At least 28 dead after fuel tank blast in Lebanon

AFP
At least 28 people were killed and nearly 80 others injured when a fuel tank exploded in northern Lebanon yesterday, authorities and medics said.
AFP

At least 28 people were killed and nearly 80 others injured when a fuel tank exploded in northern Lebanon yesterday, authorities and medics said, scalding a crowd that was clamoring for gasoline in the crisis-hit country.

The night-time tragedy overwhelmed medical facilities and heaped new misery on a nation already beset by an economic crisis and severe fuel shortages that have crippled hospitals and caused long power cuts.

It revived bitter memories of an enormous explosion at Beirut port in August last year that killed more than 200 people and destroyed swathes of the capital.

An adviser to the health ministry said the death toll from the blast in Al-Tleil village, in the remote northern region of Akkar, had climbed to 28, while the Lebanese Red Cross earlier put the number of wounded at 79.

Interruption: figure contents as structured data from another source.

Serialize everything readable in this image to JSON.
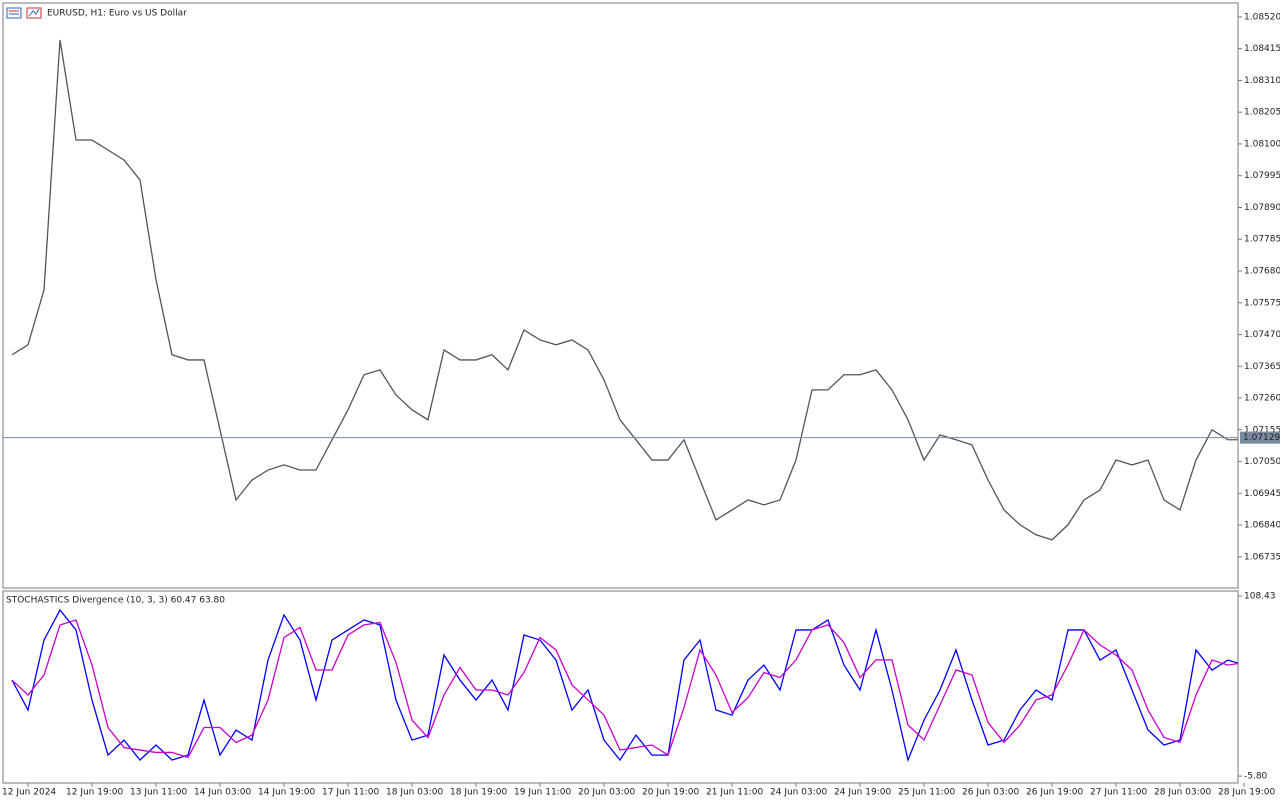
{
  "chart_data": [
    {
      "type": "line",
      "title": "EURUSD, H1:  Euro vs US Dollar",
      "color": "#555555",
      "ylim": [
        1.06632,
        1.08566
      ],
      "yticks": [
        {
          "value": 1.0852,
          "label": "1.08520"
        },
        1.08415,
        {
          "value": 1.0831,
          "label": "1.08310"
        },
        1.08205,
        {
          "value": 1.081,
          "label": "1.08100"
        },
        1.07995,
        {
          "value": 1.0789,
          "label": "1.07890"
        },
        1.07785,
        {
          "value": 1.0768,
          "label": "1.07680"
        },
        1.07575,
        {
          "value": 1.0747,
          "label": "1.07470"
        },
        1.07365,
        {
          "value": 1.0726,
          "label": "1.07260"
        },
        1.07155,
        {
          "value": 1.0705,
          "label": "1.07050"
        },
        1.06945,
        {
          "value": 1.0684,
          "label": "1.06840"
        },
        1.06735
      ],
      "current_price": 1.07129,
      "values": [
        1.07403,
        1.07436,
        1.07617,
        1.08444,
        1.08113,
        1.08113,
        1.0808,
        1.08047,
        1.07981,
        1.07651,
        1.07403,
        1.07386,
        1.07386,
        1.07155,
        1.06923,
        1.06989,
        1.07022,
        1.07039,
        1.07022,
        1.07022,
        1.07122,
        1.07221,
        1.07337,
        1.07353,
        1.0727,
        1.07221,
        1.07188,
        1.07419,
        1.07386,
        1.07386,
        1.07403,
        1.07353,
        1.07485,
        1.07452,
        1.07436,
        1.07452,
        1.07419,
        1.0732,
        1.07188,
        1.07122,
        1.07055,
        1.07055,
        1.07122,
        1.06989,
        1.06857,
        1.0689,
        1.06923,
        1.06907,
        1.06923,
        1.07055,
        1.07287,
        1.07287,
        1.07337,
        1.07337,
        1.07353,
        1.07287,
        1.07188,
        1.07055,
        1.07138,
        1.07122,
        1.07105,
        1.06989,
        1.0689,
        1.06841,
        1.06808,
        1.06791,
        1.06841,
        1.06923,
        1.06956,
        1.07055,
        1.07039,
        1.07055,
        1.06923,
        1.0689,
        1.07055,
        1.07155,
        1.07122,
        1.07122
      ]
    },
    {
      "type": "line",
      "title": "STOCHASTICS Divergence (10, 3, 3) 60.47 63.80",
      "ylim": [
        -10.2,
        111.6
      ],
      "yticks": [
        108.43,
        {
          "value": -5.8,
          "label": "-5.80"
        }
      ],
      "categories": [
        null,
        "12 Jun 2024",
        null,
        null,
        null,
        "12 Jun 19:00",
        null,
        null,
        null,
        "13 Jun 11:00",
        null,
        null,
        null,
        "14 Jun 03:00",
        null,
        null,
        null,
        "14 Jun 19:00",
        null,
        null,
        null,
        "17 Jun 11:00",
        null,
        null,
        null,
        "18 Jun 03:00",
        null,
        null,
        null,
        "18 Jun 19:00",
        null,
        null,
        null,
        "19 Jun 11:00",
        null,
        null,
        null,
        "20 Jun 03:00",
        null,
        null,
        null,
        "20 Jun 19:00",
        null,
        null,
        null,
        "21 Jun 11:00",
        null,
        null,
        null,
        "24 Jun 03:00",
        null,
        null,
        null,
        "24 Jun 19:00",
        null,
        null,
        null,
        "25 Jun 11:00",
        null,
        null,
        null,
        "26 Jun 03:00",
        null,
        null,
        null,
        "26 Jun 19:00",
        null,
        null,
        null,
        "27 Jun 11:00",
        null,
        null,
        null,
        "28 Jun 03:00",
        null,
        null,
        null,
        "28 Jun 19:00"
      ],
      "series": [
        {
          "color": "#0000ff",
          "values": [
            55.1,
            36.1,
            80.5,
            99.5,
            86.9,
            42.4,
            7.5,
            17.0,
            4.4,
            13.9,
            4.4,
            7.5,
            42.4,
            7.5,
            23.4,
            17.0,
            67.8,
            96.4,
            80.5,
            42.4,
            80.5,
            86.9,
            93.2,
            90.0,
            42.4,
            17.0,
            20.2,
            71.0,
            55.1,
            42.4,
            55.1,
            36.1,
            83.7,
            80.5,
            67.8,
            36.1,
            48.8,
            17.0,
            4.4,
            20.2,
            7.5,
            7.5,
            67.8,
            80.5,
            36.1,
            32.9,
            55.1,
            64.6,
            48.8,
            86.9,
            86.9,
            93.2,
            64.6,
            48.8,
            86.9,
            48.8,
            4.4,
            29.7,
            48.8,
            74.2,
            42.4,
            13.9,
            17.0,
            36.1,
            48.8,
            42.4,
            86.9,
            86.9,
            67.8,
            74.2,
            48.8,
            23.4,
            13.9,
            17.0,
            74.2,
            61.4,
            67.8,
            64.6
          ]
        },
        {
          "color": "#cc00cc",
          "values": [
            55.1,
            45.6,
            58.3,
            90.0,
            93.2,
            64.7,
            25.0,
            12.3,
            10.7,
            9.2,
            9.2,
            6.0,
            25.0,
            25.0,
            15.5,
            20.2,
            42.4,
            82.1,
            88.5,
            61.5,
            61.5,
            83.7,
            90.1,
            91.6,
            66.2,
            29.7,
            18.6,
            45.6,
            63.1,
            48.8,
            48.8,
            45.6,
            59.9,
            82.1,
            74.2,
            52.0,
            42.5,
            32.9,
            10.7,
            12.3,
            13.9,
            7.5,
            37.7,
            74.2,
            58.3,
            34.5,
            44.0,
            59.9,
            56.7,
            67.9,
            86.9,
            90.1,
            78.9,
            56.7,
            67.9,
            67.9,
            26.6,
            17.1,
            39.3,
            61.5,
            58.3,
            28.2,
            15.5,
            26.6,
            42.5,
            45.6,
            64.7,
            86.9,
            77.4,
            71.0,
            61.5,
            36.1,
            18.7,
            15.5,
            45.6,
            67.8,
            64.6,
            66.2
          ]
        }
      ]
    }
  ]
}
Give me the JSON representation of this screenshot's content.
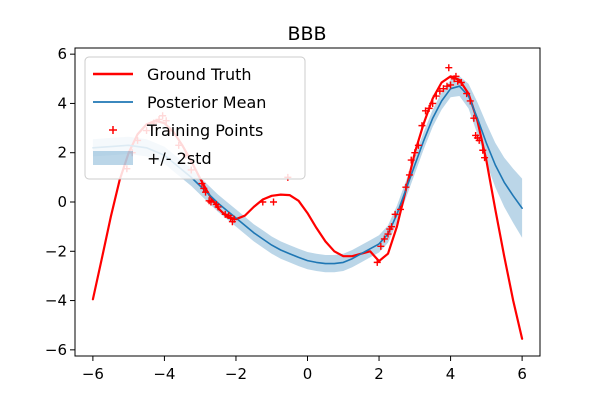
{
  "chart_data": {
    "type": "line",
    "title": "BBB",
    "xlabel": "",
    "ylabel": "",
    "xlim": [
      -6.5,
      6.5
    ],
    "ylim": [
      -6.25,
      6.25
    ],
    "xticks": [
      -6,
      -4,
      -2,
      0,
      2,
      4,
      6
    ],
    "xtick_labels": [
      "−6",
      "−4",
      "−2",
      "0",
      "2",
      "4",
      "6"
    ],
    "yticks": [
      -6,
      -4,
      -2,
      0,
      2,
      4,
      6
    ],
    "ytick_labels": [
      "−6",
      "−4",
      "−2",
      "0",
      "2",
      "4",
      "6"
    ],
    "grid": false,
    "legend_position": "upper-left",
    "series": [
      {
        "name": "Ground Truth",
        "kind": "line",
        "color": "#ff0000",
        "x": [
          -6,
          -5.75,
          -5.5,
          -5.25,
          -5,
          -4.75,
          -4.5,
          -4.25,
          -4,
          -3.75,
          -3.5,
          -3.25,
          -3,
          -2.75,
          -2.5,
          -2.25,
          -2,
          -1.75,
          -1.5,
          -1.25,
          -1,
          -0.75,
          -0.5,
          -0.25,
          0,
          0.25,
          0.5,
          0.75,
          1,
          1.25,
          1.5,
          1.75,
          2,
          2.25,
          2.5,
          2.75,
          3,
          3.25,
          3.5,
          3.75,
          4,
          4.25,
          4.5,
          4.75,
          5,
          5.25,
          5.5,
          5.75,
          6
        ],
        "y": [
          -3.95,
          -2.3,
          -0.6,
          0.9,
          2.0,
          2.75,
          3.15,
          3.3,
          3.2,
          2.85,
          2.3,
          1.65,
          0.95,
          0.3,
          -0.25,
          -0.6,
          -0.7,
          -0.55,
          -0.2,
          0.1,
          0.25,
          0.3,
          0.28,
          0.05,
          -0.45,
          -1.05,
          -1.6,
          -2.0,
          -2.2,
          -2.2,
          -2.1,
          -2.0,
          -2.4,
          -2.1,
          -1.0,
          0.5,
          2.0,
          3.2,
          4.2,
          4.85,
          5.1,
          4.95,
          4.4,
          3.3,
          1.7,
          -0.3,
          -2.2,
          -4.0,
          -5.55
        ]
      },
      {
        "name": "Posterior Mean",
        "kind": "line",
        "color": "#1f77b4",
        "x": [
          -6,
          -5.5,
          -5,
          -4.5,
          -4,
          -3.75,
          -3.5,
          -3.25,
          -3,
          -2.75,
          -2.5,
          -2.25,
          -2,
          -1.75,
          -1.5,
          -1.25,
          -1,
          -0.75,
          -0.5,
          -0.25,
          0,
          0.25,
          0.5,
          0.75,
          1,
          1.25,
          1.5,
          1.75,
          2,
          2.25,
          2.5,
          2.75,
          3,
          3.25,
          3.5,
          3.75,
          4,
          4.25,
          4.5,
          4.75,
          5,
          5.25,
          5.5,
          5.75,
          6
        ],
        "y": [
          2.2,
          2.25,
          2.3,
          2.2,
          1.9,
          1.6,
          1.3,
          1.0,
          0.65,
          0.3,
          -0.05,
          -0.35,
          -0.65,
          -0.95,
          -1.25,
          -1.5,
          -1.75,
          -1.95,
          -2.1,
          -2.25,
          -2.38,
          -2.45,
          -2.5,
          -2.5,
          -2.45,
          -2.3,
          -2.1,
          -1.9,
          -1.7,
          -1.3,
          -0.5,
          0.5,
          1.5,
          2.5,
          3.4,
          4.1,
          4.6,
          4.7,
          4.3,
          3.4,
          2.4,
          1.5,
          0.8,
          0.25,
          -0.25
        ],
        "band": {
          "name": "+/- 2std",
          "color": "#1f77b4",
          "opacity": 0.3,
          "halfwidth": [
            0.35,
            0.35,
            0.35,
            0.35,
            0.35,
            0.35,
            0.35,
            0.35,
            0.35,
            0.35,
            0.35,
            0.35,
            0.35,
            0.35,
            0.35,
            0.35,
            0.35,
            0.35,
            0.35,
            0.35,
            0.35,
            0.35,
            0.35,
            0.35,
            0.35,
            0.35,
            0.35,
            0.35,
            0.35,
            0.35,
            0.35,
            0.35,
            0.35,
            0.35,
            0.35,
            0.35,
            0.35,
            0.4,
            0.5,
            0.65,
            0.8,
            0.9,
            1.0,
            1.1,
            1.2
          ]
        }
      },
      {
        "name": "Training Points",
        "kind": "scatter",
        "color": "#ff0000",
        "marker": "+",
        "points": [
          [
            -5.05,
            1.35
          ],
          [
            -4.9,
            2.0
          ],
          [
            -4.75,
            2.5
          ],
          [
            -4.5,
            2.9
          ],
          [
            -4.3,
            3.2
          ],
          [
            -4.15,
            3.35
          ],
          [
            -4.05,
            3.5
          ],
          [
            -3.95,
            3.3
          ],
          [
            -3.85,
            2.9
          ],
          [
            -3.6,
            2.3
          ],
          [
            -3.4,
            1.9
          ],
          [
            -3.25,
            1.3
          ],
          [
            -2.95,
            0.75
          ],
          [
            -2.9,
            0.55
          ],
          [
            -2.85,
            0.4
          ],
          [
            -2.75,
            0.05
          ],
          [
            -2.7,
            0.0
          ],
          [
            -2.55,
            -0.1
          ],
          [
            -2.5,
            -0.2
          ],
          [
            -2.3,
            -0.5
          ],
          [
            -2.2,
            -0.55
          ],
          [
            -2.15,
            -0.65
          ],
          [
            -2.1,
            -0.8
          ],
          [
            -2.05,
            -0.7
          ],
          [
            -1.25,
            0.0
          ],
          [
            -0.95,
            0.0
          ],
          [
            -0.55,
            1.0
          ],
          [
            1.95,
            -2.45
          ],
          [
            2.05,
            -1.8
          ],
          [
            2.15,
            -1.5
          ],
          [
            2.25,
            -1.3
          ],
          [
            2.3,
            -1.1
          ],
          [
            2.35,
            -1.0
          ],
          [
            2.45,
            -0.5
          ],
          [
            2.6,
            -0.3
          ],
          [
            2.75,
            0.6
          ],
          [
            2.85,
            1.1
          ],
          [
            2.9,
            1.7
          ],
          [
            3.0,
            2.0
          ],
          [
            3.1,
            2.3
          ],
          [
            3.2,
            3.1
          ],
          [
            3.3,
            3.7
          ],
          [
            3.4,
            3.8
          ],
          [
            3.5,
            4.0
          ],
          [
            3.6,
            4.3
          ],
          [
            3.7,
            4.5
          ],
          [
            3.8,
            4.6
          ],
          [
            3.9,
            4.7
          ],
          [
            3.95,
            5.45
          ],
          [
            4.0,
            4.75
          ],
          [
            4.1,
            5.0
          ],
          [
            4.15,
            5.1
          ],
          [
            4.2,
            4.9
          ],
          [
            4.3,
            4.85
          ],
          [
            4.45,
            4.4
          ],
          [
            4.55,
            4.1
          ],
          [
            4.65,
            3.4
          ],
          [
            4.7,
            2.7
          ],
          [
            4.75,
            2.6
          ],
          [
            4.8,
            2.5
          ],
          [
            4.9,
            2.1
          ],
          [
            4.95,
            1.8
          ]
        ]
      }
    ],
    "legend": [
      {
        "label": "Ground Truth",
        "kind": "line",
        "color": "#ff0000"
      },
      {
        "label": "Posterior Mean",
        "kind": "line",
        "color": "#1f77b4"
      },
      {
        "label": "Training Points",
        "kind": "marker",
        "color": "#ff0000"
      },
      {
        "label": "+/- 2std",
        "kind": "patch",
        "color": "#1f77b4"
      }
    ]
  }
}
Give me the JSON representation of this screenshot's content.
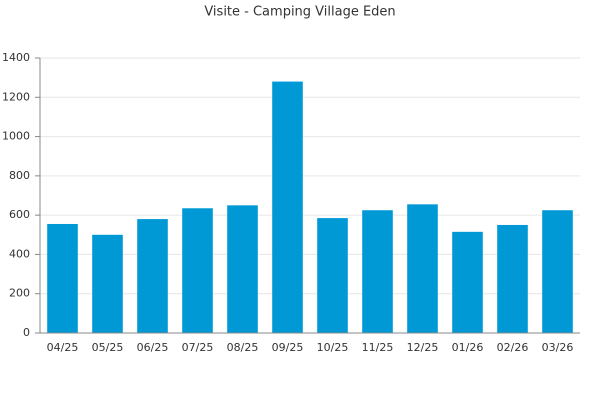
{
  "chart_data": {
    "type": "bar",
    "title": "Visite - Camping Village Eden",
    "categories": [
      "04/25",
      "05/25",
      "06/25",
      "07/25",
      "08/25",
      "09/25",
      "10/25",
      "11/25",
      "12/25",
      "01/26",
      "02/26",
      "03/26"
    ],
    "values": [
      555,
      500,
      580,
      635,
      650,
      1280,
      585,
      625,
      655,
      515,
      550,
      625
    ],
    "color": "#0099d6",
    "ylim": [
      0,
      1400
    ],
    "yticks": [
      0,
      200,
      400,
      600,
      800,
      1000,
      1200,
      1400
    ],
    "grid": true
  }
}
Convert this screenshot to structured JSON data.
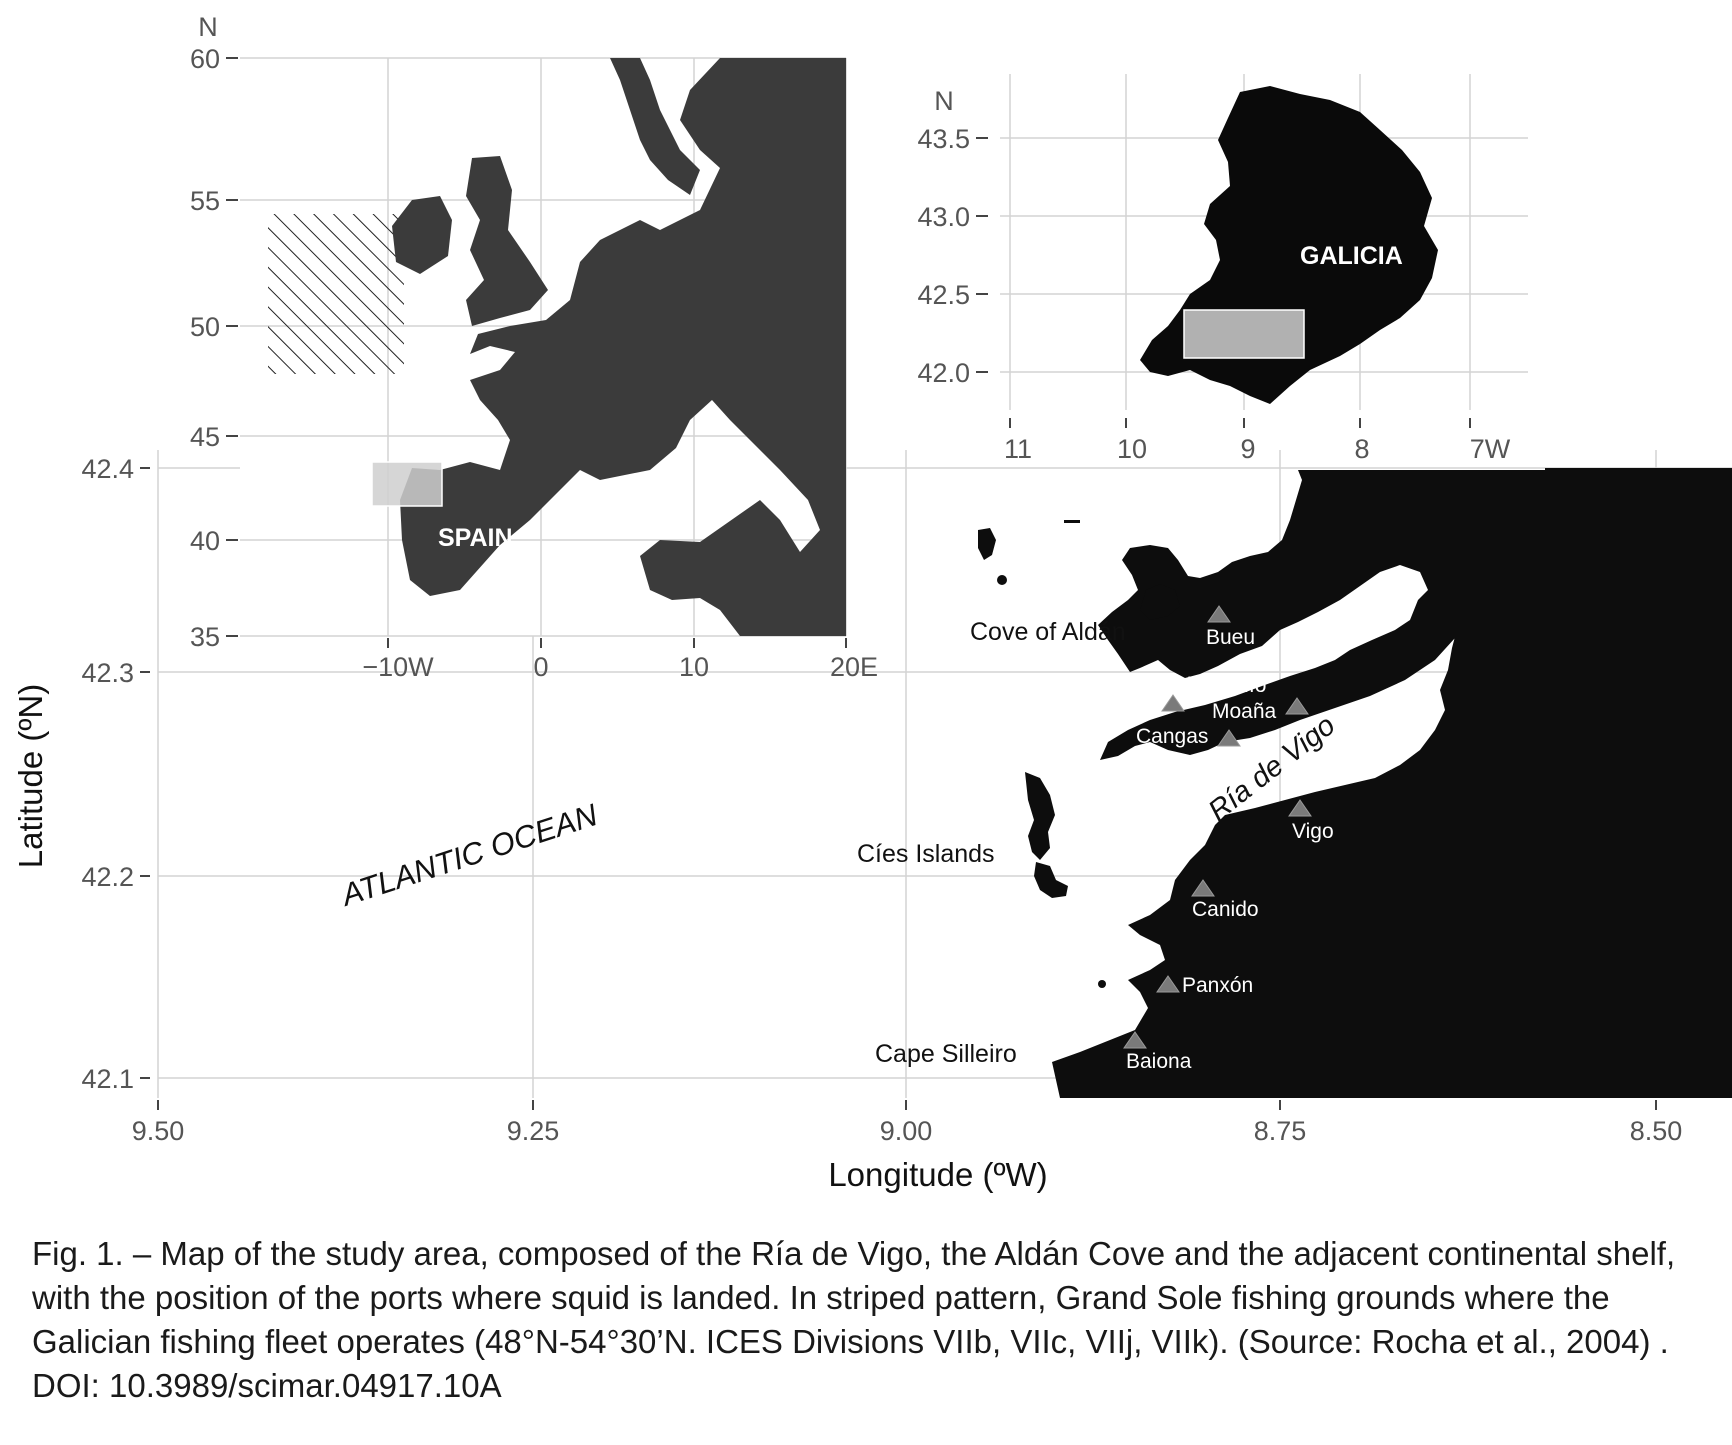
{
  "main_map": {
    "x_ticks": [
      "9.50",
      "9.25",
      "9.00",
      "8.75",
      "8.50"
    ],
    "y_ticks": [
      "42.4",
      "42.3",
      "42.2",
      "42.1"
    ],
    "xlabel": "Longitude (ºW)",
    "ylabel": "Latitude (ºN)",
    "ocean_label": "ATLANTIC OCEAN",
    "ria_label": "Ría de Vigo",
    "places": {
      "cove": "Cove of Aldán",
      "cies": "Cíes Islands",
      "cape": "Cape Silleiro"
    },
    "ports": [
      "Bueu",
      "Aldán-Hío",
      "Moaña",
      "Cangas",
      "Vigo",
      "Canido",
      "Panxón",
      "Baiona"
    ],
    "land_color": "#0d0d0d",
    "port_marker_color": "#7a7a7a"
  },
  "europe_inset": {
    "north_label": "N",
    "y_ticks": [
      "60",
      "55",
      "50",
      "45",
      "40",
      "35"
    ],
    "x_ticks": [
      "−10W",
      "0",
      "10",
      "20E"
    ],
    "country_label": "SPAIN",
    "land_color": "#3b3b3b",
    "hatch_note": "striped pattern"
  },
  "galicia_inset": {
    "north_label": "N",
    "y_ticks": [
      "43.5",
      "43.0",
      "42.5",
      "42.0"
    ],
    "x_ticks": [
      "11",
      "10",
      "9",
      "8",
      "7W"
    ],
    "region_label": "GALICIA",
    "land_color": "#0a0a0a"
  },
  "caption": "Fig. 1. – Map of the study area, composed of the Ría de Vigo, the Aldán Cove and the adjacent continental shelf, with the position of the ports where squid is landed. In striped pattern, Grand Sole fishing grounds where the Galician fishing fleet operates (48°N-54°30’N. ICES Divisions VIIb, VIIc, VIIj, VIIk). (Source: Rocha et al., 2004) . DOI: 10.3989/scimar.04917.10A"
}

The military said a fuel tank that "had been confiscated by the army to distribute to citizens" exploded just before 2am, leaving soldiers also among the wounded.

The army began raiding gas stations on Saturday to curb hoarding by suppliers after the central bank chief announced last week he would scrap fuel subsidies.

The official National News Agency said the blast followed scuffles between "residents that gathered around the container to fill up gasoline" overnight.

Hospitals in Akkar, one of Lebanon's poorest regions near the border with Syria, and in the northern port city of Tripoli said they had to turn away many of the injured because they were ill-equipped to treat severe burns.

"The corpses are so charred that we can't identify them," said Yassine Metlej, an employee at a Akkar hospital where seven bodies and dozens of injured were brought.

"Some have lost their faces, others their arms," Metlej said.

The head of Lebanon's High Relief Council, Mohammad Kheir, said authorities were "in contact with Turkey and Egypt to transfer the most serious cases abroad," according to NNA.

"This is a real catastrophe, like the Beirut explosion," he said.

Unable to seek treatment in Akkar, Ismail al-Sheikh, 23, who sustained burns to his arms and legs, was driven by his sister Marwa to the Geitawi hospital in Beirut.

"At night, we were informed that the army was distributing gasoline ... so people flocked to fill it in plastic containers ... straight from the tank," Marwa said.

"Most of the people who were there said that someone had thrown a lighter on the floor" causing a fire that sparked the explosion, she added.

Other eyewitnesses claimed that shots were fired before the blast. Grief and anger filled the corridors outside the emergency rooms.

"What am I going to tell my sister?!" said a man in military uniform whose brother-in-law has been reported missing and brother hospitalized.

Lebanon, hit by a financial crisis branded by the World Bank as one of the planet's worst since the 1850s, has been grappling with soaring poverty, a plummeting currency and dire fuel shortages.

Central bank governor Salameh said last Wednesday the bank cannot afford fuel subsidies due to dwindling foreign reserves.